Musik Daul Pamekasan Ditetapkan Sebagai Warisan Budaya Takbenda Indonesia

Kementerian Kebudayaan secara resmi menetapkan musik daul asal Kabupaten Pamekasan, Jawa Timur, sebagai Warisan Budaya Takbenda Indonesia (WBTbI). Penetapan ini diputuskan pada 4 September 2026 dan disampaikan oleh Wakil Bupati Pamekasan, Sukriyanto, pada Senin (14/9/2026). Pengakuan ini diharapkan menjadi motivasi bagi seniman dan generasi muda untuk melestarikan identitas budaya lokal.

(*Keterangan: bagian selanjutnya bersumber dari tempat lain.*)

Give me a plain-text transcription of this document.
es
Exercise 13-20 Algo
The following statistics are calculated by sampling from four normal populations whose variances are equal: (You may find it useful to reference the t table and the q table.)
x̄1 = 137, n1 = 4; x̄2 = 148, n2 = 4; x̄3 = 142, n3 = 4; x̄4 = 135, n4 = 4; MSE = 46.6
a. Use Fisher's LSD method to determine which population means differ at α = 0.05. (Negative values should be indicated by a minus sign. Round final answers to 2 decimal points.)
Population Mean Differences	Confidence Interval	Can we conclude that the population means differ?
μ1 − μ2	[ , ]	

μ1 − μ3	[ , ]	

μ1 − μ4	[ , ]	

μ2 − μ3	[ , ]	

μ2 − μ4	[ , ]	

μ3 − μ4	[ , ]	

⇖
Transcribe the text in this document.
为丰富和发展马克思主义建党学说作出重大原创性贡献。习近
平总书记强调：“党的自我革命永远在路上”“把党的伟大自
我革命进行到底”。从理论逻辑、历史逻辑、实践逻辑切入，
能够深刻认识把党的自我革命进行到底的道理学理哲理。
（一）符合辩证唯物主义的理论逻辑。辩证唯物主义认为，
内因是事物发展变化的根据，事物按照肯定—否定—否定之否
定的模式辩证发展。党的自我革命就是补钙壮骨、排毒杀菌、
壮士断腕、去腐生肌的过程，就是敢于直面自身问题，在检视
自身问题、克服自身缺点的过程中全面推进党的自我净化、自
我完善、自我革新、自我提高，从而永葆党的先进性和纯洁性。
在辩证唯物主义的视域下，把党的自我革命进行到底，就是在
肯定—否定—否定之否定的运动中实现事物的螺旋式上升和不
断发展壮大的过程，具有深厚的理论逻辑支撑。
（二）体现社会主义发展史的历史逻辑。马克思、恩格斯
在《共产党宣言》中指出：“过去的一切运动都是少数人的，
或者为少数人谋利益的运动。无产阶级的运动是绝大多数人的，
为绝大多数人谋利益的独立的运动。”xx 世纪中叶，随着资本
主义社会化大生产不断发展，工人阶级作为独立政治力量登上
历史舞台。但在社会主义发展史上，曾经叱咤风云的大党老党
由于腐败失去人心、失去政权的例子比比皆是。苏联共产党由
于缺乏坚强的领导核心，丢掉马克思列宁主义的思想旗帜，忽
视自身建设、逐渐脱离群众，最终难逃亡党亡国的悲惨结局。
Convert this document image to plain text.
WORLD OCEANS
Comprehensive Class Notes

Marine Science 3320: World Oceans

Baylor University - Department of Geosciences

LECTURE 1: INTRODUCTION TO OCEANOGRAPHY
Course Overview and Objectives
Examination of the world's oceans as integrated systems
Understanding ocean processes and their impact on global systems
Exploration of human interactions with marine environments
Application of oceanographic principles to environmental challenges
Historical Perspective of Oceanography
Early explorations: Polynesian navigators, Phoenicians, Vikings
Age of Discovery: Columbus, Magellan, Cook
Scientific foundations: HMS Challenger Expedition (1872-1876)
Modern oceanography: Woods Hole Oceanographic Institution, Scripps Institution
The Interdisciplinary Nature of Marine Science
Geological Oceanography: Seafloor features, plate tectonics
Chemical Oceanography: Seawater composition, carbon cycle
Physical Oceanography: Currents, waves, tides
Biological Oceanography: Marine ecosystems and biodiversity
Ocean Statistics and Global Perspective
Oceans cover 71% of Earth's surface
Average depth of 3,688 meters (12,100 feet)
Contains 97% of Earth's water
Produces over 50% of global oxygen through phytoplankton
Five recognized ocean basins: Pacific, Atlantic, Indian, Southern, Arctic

Musik daul memiliki akar sejarah yang kuat, berasal dari tradisi membangunkan warga untuk sahur pada bulan Ramadan sejak tahun 1970-an. Istilah "Daul" baru resmi digunakan pada akhir 1999. Saat ini, hampir setiap desa dan kelurahan di Pamekasan memiliki kelompok musik daul sendiri. Proses penetapan ini mendapat dukungan penuh dari Balai Pelestarian Kebudayaan Wilayah XI Jawa Timur.

Untuk mengembangkan musik daul, Pemerintah Kabupaten Pamekasan mendorong pembentukan Unit Kegiatan Mahasiswa (UKM) di perguruan tinggi dan menampilkan musik daul dalam berbagai acara masyarakat seperti perayaan akhir tahun pelajaran di sekolah. Hal ini bertujuan memastikan regenerasi pemain musik daul tetap terjaga di masa depan.